This Thanksgiving I'm Thankful for Our Differences

{Image by: catnipstudio}

My family has always celebrated Thanksgiving, and as long as I remember it has marked the official start of the holiday season. Last year, I wrote about how mi familia comes together for the holidays, and how it makes for a crowded and busy time. Now that I have a family of my own, we alternate holidays with each side of the family, allowing our kids the opportunity to form memories with everyone in their large, beautiful, diverse family.

It’s not always easy. One year, before we had children, we attempted to drive up from San Diego to the Bay Area the night before Thanksgiving. It took us 8 hours to get just past Los Angeles. My husband was sick with the flu, and he was barely conscious in the passenger seat as I drove late into the night. We spent the night at a Motel 6 in Gilroy. It was the last time we drove up for Thanksgiving.This year, we’re driving again…

As it turns out, airfare from Burbank to Oakland the day before Thanksgiving for a family of four costs about the same as a cruise. So our plan is to leave early today and pray, basically. I’m nervous, but despite our negative past experience, I am also excited. The joy of being together with my family is as strong now as it always has been. Now that I have daughters to share it with, it is almost greater. So it’s worth it. Like so many of you, we go to great lengths to get to our holiday celebrations because they matter deeply to us. It’s a time to celebrate and give thanks for the many blessings we have. Our most cherished gifts are our familia and our cultures.

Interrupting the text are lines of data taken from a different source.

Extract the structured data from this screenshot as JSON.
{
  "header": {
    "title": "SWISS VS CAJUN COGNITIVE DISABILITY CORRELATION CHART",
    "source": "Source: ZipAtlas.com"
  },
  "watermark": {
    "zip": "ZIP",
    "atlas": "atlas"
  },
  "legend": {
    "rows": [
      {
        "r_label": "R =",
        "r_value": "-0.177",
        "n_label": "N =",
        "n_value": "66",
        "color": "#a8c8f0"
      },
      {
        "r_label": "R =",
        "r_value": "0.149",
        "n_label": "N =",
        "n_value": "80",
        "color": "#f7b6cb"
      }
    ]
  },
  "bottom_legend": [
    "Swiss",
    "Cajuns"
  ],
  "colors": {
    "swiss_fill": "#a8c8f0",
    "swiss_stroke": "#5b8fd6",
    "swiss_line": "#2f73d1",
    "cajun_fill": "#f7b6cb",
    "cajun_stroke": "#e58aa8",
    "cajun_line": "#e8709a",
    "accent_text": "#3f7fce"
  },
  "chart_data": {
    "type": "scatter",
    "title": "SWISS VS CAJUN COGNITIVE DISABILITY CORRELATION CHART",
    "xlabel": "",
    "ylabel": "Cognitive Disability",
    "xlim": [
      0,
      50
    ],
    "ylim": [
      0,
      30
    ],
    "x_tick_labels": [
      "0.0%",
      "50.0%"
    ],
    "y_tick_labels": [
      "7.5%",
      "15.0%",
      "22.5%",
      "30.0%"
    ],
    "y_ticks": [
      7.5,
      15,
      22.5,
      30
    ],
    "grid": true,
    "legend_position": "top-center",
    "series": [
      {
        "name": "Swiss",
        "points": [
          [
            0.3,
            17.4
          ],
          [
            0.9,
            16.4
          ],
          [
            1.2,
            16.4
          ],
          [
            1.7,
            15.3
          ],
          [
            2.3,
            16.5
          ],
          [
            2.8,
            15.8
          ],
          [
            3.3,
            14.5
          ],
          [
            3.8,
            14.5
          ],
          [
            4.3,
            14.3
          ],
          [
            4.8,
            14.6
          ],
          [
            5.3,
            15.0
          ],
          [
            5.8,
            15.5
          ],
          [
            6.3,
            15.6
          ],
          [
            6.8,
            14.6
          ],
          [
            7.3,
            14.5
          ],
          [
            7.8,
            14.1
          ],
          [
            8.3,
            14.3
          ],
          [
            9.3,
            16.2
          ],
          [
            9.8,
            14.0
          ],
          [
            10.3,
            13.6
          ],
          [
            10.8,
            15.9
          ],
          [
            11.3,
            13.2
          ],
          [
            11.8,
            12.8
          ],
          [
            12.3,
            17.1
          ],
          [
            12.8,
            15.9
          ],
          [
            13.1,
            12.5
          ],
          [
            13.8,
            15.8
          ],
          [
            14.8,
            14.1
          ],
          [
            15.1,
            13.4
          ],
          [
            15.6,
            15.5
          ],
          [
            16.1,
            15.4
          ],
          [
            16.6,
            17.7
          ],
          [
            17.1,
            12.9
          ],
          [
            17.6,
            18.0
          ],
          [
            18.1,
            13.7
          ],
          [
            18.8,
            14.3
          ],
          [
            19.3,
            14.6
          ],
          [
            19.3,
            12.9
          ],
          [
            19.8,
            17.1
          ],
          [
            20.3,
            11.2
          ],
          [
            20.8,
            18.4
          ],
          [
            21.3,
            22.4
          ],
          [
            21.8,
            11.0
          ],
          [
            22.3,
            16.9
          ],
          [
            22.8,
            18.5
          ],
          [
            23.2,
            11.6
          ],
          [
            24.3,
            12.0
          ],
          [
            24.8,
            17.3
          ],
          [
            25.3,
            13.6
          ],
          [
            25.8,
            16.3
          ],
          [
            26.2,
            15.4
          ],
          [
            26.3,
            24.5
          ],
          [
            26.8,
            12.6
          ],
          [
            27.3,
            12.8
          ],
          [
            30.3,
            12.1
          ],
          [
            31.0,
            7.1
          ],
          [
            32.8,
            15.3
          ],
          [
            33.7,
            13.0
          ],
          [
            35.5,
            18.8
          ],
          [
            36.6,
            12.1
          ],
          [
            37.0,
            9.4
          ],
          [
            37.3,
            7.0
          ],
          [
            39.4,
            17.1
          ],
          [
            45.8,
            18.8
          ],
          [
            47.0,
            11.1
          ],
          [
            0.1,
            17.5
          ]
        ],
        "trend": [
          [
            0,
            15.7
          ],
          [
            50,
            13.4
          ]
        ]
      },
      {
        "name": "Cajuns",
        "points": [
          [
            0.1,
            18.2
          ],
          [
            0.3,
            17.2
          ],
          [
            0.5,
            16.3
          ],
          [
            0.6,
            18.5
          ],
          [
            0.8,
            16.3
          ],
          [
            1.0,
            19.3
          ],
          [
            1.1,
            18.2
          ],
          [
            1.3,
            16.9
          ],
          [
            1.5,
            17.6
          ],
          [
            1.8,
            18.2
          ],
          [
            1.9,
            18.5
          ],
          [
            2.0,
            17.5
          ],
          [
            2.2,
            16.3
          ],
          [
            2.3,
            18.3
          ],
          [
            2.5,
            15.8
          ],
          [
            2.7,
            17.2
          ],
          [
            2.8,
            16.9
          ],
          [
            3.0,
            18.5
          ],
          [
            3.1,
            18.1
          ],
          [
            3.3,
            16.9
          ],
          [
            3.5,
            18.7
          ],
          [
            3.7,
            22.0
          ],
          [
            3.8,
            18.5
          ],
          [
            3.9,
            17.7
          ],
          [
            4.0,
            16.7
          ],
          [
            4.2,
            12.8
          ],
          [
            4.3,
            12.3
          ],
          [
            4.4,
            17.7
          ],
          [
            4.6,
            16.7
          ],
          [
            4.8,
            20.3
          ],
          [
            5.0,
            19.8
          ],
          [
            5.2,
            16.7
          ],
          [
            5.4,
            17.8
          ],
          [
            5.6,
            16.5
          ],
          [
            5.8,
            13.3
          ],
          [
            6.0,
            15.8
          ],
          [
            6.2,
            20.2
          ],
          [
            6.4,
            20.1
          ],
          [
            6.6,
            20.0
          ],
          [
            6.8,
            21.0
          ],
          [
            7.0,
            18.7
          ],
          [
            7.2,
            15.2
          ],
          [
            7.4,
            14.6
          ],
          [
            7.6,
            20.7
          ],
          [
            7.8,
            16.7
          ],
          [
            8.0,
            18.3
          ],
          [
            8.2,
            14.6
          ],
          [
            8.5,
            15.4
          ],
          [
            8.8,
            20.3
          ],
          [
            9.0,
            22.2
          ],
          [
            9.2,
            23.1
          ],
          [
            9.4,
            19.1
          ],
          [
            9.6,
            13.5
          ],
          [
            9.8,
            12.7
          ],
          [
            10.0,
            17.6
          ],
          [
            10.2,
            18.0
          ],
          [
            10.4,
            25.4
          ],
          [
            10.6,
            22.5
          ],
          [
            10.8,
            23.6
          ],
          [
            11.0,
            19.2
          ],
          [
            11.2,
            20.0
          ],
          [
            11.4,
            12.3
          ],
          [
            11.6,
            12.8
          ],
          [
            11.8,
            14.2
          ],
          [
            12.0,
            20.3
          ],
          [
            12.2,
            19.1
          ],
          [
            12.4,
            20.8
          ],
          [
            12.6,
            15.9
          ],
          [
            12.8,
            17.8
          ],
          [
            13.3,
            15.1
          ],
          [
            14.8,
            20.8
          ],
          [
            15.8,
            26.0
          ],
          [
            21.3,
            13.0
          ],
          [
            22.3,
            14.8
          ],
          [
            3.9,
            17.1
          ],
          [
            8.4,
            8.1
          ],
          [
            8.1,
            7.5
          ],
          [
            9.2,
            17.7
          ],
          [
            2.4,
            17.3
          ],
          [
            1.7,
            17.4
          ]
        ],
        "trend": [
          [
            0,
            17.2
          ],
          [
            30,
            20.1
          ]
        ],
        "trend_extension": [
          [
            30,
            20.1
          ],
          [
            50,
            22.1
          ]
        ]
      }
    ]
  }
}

My immediate family is from El Salvador, and when we are all together, while a lot of English is spoken, we slip into and out of Spanish as we prepare the meals, play with the children, and just generally catch up.  Sure, we have turkey with cranberry sauce and stuffing, but the next day that turns into pan con chumpe. We have apple pie, but we also have flan. Right next to the mashed potatoes is the chirmol. At my in-laws as well, because my father-in-law’s family is Mexican, we get to enjoy the most delicious tamales and chile rellenos along with the sweet potatoes and spiced apple cider.

 

Doy gracias que mis niñas pueden disfrutar de las dos culturas. I am so thankful that my girls will have memories that might fit right in with their Anglo counterparts at school, but that they will also have those special memories that are particular to our cultures. Like me, they will think of Thanksgiving and think of their pavo con gaucamole y chirmol. In most cultures, food is important, and ours are no exception. The smell of many foods, and certainly the act of cooking family recipes takes me right back to my childhood standing at my abuelita’s elbow as she cooked, peering over the edge of the counters, watching the colorful ingredients magically transformed by her cooking.

I am so thankful that my girls are growing up with a family full of people who are both like them and different than them. Like many Latino families, taking a look around at our celebrations is a lesson in diversity: we have curly hair, wavy hair, straight hair; we have every shade of skin from light to dark; we are tall and short; and some of us are newly born, while others are great-grandmothers and great-grandfathers.

You know, I say we are Latino, but I really mean our immediate family is Latino, because in truth, our familia, including cousins and aunts and uncles and beyond, are a multitude of cultures. My girls have cousins who are Colombian, Guatemalan, Mexican, Salvadoran, Filipino, Anglo, Chinese, and more. When they picture their familia, they picture a beautiful spectrum of loving faces who are connected by culture, but also beyond culture through love.

I am thankful that being different is meaningless to my girls because we are all different. Our circle of friends includes adoptive families and other mixed-race families, like ours, and it’s just normal. Marisol understands that not all babies look like miniatures of their parents and it doesn’t phase her. She knows that familia is defined by who you love and who loves you.

The tradition of Thanksgiving Day is an American one. We all know it started with Native Americans generously celebrating the harvest with pilgrims struggling to feed the members of their colony.  I know that I myself picture that scene uneasily, thinking of the atrocities of colonization.

But I do celebrate the day: I celebrate the harvest and the seeds that sustain; I celebrate generosity and kindness; I celebrate the idea that we can come together with our differences and share in traditions both old and new. I look at my girls in the laps of their tias y tios, listening in two languages, being fed morsels made with love and I am filled with an abundance of gracias.